There is context, for example, historical and otherwise. And there is distinction.
It is one thing to tell a person whose ancestors came here involuntarily to go back to where he has never been. It is another to tell that to a person who came here voluntarily but has realized that this country, in her freely expressed opinion, was founded on evil principles that she can no longer abide.
That is a distinction about America — that we are free to leave. It was the entire point of the Berlin Wall. Try it in China, North Korea or practically anywhere outside the Anglosphere. And while we are on the point, it is one thing to set up camps as humanely as circumstances permit to hold persons flooding into your country illegally, and it is another thing to set up camps to work to death the socially or politically deplorable among the current citizenry.
Which brings me to a question I have been asking myself lately: Is this the way it’s going to be? Have we lost the ability to think?
In my time, there has been plenty of evidence. We began by confusing segregation with neighborhood schools and continued by confusing precise numerical racial balance with civil rights and then Al Sharpton with Martin Luther King. It was predictable that we would confuse South African socialists with Selma freedom marchers and, most recently, fascist with anti-fascists.
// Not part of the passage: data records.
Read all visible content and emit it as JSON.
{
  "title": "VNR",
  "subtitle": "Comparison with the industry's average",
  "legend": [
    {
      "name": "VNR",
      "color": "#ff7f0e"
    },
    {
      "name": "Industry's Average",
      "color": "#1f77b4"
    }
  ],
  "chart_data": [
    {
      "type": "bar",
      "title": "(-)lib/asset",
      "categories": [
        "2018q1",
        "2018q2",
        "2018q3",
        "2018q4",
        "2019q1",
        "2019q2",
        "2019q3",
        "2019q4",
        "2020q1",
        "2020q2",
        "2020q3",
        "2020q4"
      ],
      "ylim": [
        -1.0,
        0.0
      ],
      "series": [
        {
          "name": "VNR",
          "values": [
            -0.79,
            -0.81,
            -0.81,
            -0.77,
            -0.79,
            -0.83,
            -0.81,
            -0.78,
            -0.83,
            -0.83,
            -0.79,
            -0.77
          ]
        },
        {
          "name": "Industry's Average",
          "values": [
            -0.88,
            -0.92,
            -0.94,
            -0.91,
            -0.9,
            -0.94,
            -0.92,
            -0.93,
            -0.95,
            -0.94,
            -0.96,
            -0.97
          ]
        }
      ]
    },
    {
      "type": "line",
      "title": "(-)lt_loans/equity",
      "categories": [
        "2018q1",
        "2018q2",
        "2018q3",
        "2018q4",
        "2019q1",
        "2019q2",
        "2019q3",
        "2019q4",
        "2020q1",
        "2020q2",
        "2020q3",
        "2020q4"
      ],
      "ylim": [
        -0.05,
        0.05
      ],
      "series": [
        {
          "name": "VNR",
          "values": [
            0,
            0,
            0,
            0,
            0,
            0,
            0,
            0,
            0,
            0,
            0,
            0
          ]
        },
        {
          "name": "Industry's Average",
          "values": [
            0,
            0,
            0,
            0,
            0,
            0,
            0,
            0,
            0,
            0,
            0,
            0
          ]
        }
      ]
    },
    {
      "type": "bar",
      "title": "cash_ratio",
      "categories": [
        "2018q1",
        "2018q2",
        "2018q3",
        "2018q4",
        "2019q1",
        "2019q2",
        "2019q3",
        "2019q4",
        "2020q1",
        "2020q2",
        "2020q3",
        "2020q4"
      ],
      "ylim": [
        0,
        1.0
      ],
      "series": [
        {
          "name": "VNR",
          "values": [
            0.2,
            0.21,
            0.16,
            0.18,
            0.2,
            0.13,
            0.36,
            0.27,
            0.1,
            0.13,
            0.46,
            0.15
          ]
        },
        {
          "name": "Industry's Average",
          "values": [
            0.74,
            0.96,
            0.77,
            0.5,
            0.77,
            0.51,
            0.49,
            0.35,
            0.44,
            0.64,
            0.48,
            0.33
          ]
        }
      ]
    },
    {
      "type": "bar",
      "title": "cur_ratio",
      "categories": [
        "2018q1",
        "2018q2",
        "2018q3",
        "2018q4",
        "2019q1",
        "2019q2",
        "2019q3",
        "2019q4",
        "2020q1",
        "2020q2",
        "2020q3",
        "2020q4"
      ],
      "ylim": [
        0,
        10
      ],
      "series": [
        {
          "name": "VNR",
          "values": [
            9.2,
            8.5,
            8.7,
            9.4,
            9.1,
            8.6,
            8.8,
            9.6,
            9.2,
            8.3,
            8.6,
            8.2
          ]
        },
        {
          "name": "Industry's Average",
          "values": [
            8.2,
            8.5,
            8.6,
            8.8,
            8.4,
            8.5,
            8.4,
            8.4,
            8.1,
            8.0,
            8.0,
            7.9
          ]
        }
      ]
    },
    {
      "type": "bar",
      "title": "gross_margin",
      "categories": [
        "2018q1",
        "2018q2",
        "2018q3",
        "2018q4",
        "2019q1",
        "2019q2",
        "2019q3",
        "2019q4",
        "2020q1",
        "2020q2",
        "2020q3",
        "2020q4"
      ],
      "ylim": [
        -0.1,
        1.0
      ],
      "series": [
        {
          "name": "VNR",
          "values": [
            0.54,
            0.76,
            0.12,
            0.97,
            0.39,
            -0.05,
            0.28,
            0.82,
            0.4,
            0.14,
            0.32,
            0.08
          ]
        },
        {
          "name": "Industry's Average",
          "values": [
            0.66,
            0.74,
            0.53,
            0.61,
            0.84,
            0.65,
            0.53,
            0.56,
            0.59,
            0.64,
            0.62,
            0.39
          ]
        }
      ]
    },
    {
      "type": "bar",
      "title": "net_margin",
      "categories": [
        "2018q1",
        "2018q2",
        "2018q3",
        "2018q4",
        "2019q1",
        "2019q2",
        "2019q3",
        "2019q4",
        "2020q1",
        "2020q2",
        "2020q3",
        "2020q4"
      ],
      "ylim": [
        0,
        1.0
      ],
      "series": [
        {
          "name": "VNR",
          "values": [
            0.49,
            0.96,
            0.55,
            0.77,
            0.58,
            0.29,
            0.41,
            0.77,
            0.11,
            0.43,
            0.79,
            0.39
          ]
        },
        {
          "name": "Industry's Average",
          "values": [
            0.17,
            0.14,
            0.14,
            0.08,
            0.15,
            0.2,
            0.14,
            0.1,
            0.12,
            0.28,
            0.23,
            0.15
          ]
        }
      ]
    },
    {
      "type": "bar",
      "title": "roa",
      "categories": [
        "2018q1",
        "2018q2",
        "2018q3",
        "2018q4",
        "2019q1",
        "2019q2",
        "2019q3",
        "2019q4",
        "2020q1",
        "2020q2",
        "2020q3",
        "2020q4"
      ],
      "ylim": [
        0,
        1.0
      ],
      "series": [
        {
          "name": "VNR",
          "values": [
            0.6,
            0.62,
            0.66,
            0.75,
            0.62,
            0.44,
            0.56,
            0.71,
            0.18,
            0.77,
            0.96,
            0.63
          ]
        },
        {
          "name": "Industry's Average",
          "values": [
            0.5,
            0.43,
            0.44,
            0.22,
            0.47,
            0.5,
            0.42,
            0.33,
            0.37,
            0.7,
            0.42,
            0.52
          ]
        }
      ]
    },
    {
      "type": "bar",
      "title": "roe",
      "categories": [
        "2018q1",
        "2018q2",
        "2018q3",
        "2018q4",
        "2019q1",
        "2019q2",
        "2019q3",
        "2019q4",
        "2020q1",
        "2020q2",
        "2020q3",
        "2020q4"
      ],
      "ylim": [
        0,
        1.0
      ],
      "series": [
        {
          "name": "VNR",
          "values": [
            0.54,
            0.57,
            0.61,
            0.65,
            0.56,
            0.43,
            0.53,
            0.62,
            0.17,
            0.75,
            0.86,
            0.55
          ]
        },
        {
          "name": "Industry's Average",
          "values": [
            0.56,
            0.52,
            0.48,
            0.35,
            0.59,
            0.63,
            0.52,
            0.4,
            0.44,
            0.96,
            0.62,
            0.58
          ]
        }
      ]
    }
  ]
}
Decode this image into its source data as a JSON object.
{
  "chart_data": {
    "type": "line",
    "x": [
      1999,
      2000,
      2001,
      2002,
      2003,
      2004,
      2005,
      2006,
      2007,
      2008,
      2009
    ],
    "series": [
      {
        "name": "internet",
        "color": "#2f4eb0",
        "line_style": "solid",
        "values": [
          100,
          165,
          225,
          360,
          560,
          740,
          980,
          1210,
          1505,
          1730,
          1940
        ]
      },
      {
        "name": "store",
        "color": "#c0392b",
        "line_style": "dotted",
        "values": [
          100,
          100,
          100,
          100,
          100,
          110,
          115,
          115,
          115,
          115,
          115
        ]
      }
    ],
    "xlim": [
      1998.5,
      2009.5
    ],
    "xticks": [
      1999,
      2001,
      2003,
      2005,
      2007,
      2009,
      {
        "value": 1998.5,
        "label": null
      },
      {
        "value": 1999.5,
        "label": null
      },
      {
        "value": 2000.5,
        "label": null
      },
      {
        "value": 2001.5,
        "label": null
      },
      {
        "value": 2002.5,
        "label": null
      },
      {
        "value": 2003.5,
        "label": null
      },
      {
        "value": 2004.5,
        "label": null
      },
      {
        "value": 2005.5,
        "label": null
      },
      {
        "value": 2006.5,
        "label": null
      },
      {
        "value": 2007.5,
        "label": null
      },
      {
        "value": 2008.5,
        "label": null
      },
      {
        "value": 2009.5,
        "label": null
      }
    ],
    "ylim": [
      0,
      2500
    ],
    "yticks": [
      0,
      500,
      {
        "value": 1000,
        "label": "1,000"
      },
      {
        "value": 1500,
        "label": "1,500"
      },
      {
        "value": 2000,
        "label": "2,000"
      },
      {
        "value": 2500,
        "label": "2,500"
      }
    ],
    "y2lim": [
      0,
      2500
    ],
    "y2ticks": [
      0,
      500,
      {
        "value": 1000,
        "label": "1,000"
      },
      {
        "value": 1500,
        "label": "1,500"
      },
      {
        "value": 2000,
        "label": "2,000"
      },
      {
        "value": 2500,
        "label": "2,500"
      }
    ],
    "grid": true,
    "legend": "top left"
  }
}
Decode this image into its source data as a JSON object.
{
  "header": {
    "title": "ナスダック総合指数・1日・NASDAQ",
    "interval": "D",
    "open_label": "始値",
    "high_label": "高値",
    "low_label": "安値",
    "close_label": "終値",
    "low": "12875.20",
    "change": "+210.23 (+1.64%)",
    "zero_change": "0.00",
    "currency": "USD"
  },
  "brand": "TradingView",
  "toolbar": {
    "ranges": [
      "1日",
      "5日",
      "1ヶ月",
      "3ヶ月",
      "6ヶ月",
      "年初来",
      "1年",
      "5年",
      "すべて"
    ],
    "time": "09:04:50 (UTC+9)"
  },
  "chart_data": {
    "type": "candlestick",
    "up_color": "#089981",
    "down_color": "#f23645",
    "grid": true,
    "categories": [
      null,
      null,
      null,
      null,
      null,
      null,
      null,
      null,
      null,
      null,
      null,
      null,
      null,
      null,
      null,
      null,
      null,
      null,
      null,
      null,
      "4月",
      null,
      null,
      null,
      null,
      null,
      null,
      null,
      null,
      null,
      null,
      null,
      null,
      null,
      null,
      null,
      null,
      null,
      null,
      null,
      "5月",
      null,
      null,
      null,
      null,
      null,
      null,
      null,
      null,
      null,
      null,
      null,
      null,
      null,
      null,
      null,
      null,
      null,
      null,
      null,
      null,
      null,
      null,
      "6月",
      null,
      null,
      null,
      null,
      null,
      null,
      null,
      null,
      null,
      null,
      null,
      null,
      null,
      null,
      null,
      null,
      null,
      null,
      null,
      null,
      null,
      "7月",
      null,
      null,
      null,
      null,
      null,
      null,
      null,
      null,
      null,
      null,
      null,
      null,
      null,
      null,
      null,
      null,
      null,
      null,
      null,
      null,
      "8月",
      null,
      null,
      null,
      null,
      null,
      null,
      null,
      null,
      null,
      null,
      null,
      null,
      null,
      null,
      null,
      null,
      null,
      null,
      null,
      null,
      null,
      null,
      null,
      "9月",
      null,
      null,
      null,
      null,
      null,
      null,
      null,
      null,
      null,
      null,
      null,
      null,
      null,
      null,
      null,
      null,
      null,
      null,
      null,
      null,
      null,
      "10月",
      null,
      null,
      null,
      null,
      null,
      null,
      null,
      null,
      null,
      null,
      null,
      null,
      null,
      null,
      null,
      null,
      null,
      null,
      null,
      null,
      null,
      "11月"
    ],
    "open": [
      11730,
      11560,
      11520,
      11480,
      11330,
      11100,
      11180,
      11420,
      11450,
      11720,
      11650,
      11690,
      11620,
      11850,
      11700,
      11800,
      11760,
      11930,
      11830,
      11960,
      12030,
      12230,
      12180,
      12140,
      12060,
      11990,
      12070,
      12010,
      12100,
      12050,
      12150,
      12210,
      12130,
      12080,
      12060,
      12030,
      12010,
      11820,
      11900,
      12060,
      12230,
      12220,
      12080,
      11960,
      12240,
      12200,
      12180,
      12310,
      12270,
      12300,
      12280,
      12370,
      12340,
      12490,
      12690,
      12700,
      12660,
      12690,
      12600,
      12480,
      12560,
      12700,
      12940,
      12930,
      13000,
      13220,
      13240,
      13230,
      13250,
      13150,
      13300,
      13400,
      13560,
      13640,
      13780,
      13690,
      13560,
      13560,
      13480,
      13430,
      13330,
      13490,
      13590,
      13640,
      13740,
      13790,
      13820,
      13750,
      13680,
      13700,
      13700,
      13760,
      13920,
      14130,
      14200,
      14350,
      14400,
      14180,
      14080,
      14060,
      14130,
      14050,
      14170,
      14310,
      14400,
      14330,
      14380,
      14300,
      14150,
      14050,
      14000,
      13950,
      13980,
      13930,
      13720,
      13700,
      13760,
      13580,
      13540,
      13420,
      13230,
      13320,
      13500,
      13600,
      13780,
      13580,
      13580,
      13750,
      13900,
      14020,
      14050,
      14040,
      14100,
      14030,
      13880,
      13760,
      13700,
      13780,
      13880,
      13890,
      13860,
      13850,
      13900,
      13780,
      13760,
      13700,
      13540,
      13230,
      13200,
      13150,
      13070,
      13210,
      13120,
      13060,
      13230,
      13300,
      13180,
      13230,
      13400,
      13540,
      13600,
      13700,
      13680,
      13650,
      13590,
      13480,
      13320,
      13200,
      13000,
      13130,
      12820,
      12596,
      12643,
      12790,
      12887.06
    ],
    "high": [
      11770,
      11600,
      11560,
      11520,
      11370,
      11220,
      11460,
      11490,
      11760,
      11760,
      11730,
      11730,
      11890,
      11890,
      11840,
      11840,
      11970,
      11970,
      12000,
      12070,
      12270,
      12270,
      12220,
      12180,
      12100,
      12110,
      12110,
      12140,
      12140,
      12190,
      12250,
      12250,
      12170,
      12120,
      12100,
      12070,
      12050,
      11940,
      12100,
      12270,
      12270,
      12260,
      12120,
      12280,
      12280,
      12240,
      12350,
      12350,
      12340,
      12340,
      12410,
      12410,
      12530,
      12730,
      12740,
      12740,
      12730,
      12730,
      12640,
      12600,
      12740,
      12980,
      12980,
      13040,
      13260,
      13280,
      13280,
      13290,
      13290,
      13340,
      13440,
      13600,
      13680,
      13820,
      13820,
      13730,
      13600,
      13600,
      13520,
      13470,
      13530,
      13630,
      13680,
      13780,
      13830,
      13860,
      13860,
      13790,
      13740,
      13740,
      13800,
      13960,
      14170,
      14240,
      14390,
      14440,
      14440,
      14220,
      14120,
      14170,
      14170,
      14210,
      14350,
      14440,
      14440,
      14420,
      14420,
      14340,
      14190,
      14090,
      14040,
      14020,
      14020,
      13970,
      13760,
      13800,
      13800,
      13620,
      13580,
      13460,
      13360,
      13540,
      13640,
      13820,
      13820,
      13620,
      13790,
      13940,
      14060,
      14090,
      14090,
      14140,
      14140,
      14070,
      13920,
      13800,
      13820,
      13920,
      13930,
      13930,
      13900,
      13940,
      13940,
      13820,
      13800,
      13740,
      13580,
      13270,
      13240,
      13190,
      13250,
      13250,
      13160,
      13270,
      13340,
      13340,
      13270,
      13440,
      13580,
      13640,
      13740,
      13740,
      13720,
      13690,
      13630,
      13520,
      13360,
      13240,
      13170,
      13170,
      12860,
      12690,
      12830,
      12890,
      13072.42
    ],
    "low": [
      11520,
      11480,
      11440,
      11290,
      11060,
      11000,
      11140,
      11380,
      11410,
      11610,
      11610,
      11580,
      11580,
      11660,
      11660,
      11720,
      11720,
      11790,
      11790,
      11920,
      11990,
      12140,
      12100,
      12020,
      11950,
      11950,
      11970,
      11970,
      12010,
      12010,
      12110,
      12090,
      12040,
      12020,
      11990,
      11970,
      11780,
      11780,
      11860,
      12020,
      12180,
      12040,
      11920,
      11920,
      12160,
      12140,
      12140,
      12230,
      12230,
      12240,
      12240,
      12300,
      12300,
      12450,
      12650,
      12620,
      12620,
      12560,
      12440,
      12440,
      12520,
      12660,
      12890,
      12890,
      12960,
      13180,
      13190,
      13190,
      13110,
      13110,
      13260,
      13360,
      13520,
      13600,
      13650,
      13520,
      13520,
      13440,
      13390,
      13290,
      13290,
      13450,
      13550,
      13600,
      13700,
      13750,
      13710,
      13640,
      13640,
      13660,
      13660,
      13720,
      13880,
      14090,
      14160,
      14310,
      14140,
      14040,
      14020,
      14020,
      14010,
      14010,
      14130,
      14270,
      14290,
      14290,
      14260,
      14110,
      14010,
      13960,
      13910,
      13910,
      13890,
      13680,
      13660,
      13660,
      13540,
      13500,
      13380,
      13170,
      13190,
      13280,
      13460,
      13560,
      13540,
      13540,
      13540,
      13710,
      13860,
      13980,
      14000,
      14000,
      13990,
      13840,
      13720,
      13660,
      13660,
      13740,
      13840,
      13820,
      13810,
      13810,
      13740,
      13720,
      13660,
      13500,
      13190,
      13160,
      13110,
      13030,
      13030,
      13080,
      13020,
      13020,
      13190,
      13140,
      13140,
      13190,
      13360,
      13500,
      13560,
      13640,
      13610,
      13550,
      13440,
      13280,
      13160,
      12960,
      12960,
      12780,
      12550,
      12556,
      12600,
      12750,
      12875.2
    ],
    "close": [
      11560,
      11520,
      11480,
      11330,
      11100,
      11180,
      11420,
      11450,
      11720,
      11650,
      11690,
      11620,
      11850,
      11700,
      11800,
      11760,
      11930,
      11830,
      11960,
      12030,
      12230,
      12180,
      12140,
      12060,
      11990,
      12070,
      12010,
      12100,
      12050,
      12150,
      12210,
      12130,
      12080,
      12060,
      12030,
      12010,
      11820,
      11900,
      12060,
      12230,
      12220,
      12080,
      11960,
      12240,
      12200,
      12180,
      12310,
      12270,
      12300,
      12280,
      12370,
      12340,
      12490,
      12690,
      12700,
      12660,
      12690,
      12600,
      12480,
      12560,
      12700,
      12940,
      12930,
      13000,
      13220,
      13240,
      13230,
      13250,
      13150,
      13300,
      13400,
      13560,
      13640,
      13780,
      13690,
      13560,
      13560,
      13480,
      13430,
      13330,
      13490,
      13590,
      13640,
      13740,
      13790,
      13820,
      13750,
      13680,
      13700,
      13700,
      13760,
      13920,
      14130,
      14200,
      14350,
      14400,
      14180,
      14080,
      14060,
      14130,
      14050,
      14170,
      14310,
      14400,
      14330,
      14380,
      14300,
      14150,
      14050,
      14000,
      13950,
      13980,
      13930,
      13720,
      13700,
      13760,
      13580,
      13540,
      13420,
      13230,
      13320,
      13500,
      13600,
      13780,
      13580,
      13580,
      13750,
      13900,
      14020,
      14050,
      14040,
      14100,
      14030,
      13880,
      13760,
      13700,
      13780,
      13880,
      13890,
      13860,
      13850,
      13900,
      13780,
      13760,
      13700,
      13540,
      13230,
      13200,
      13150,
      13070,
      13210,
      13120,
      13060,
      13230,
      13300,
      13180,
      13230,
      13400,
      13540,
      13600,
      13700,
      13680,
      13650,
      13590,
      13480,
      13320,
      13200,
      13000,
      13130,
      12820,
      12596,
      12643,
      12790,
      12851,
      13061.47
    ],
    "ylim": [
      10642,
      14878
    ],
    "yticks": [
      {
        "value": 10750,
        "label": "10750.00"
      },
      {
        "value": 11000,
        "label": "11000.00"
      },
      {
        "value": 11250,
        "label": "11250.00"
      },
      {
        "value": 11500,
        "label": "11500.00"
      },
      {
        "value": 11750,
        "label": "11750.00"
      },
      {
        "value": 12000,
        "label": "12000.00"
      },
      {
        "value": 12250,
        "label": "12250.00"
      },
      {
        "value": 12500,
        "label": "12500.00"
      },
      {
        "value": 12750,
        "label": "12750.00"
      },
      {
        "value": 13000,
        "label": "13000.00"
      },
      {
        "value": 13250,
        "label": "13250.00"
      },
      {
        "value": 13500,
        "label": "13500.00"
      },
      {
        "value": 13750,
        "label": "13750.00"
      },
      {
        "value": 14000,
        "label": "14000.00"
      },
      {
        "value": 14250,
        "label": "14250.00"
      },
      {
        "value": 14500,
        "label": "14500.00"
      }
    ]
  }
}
We put our battle flag on the heels of tennis shoes and then take it off again lest it offend, one must suppose, those from whom we flee.
We have confused the rights of an innocent child with those of the eugenically inclined or even the merely self-centered. We don’t differentiate between marriage divinely inspired and marriage civically licensed. Even more confusing, it has become unfashionable to point out the difference between a woman with a penis and one without.
Finally, we cannot distinguish our foreign-policy interests from those of practically any spot on the globe. As a result, we don’t exactly know when we are at war and when we are not or where.
Now we are intent on confusing racism with patriotism. That should just about finish us, journalists and all.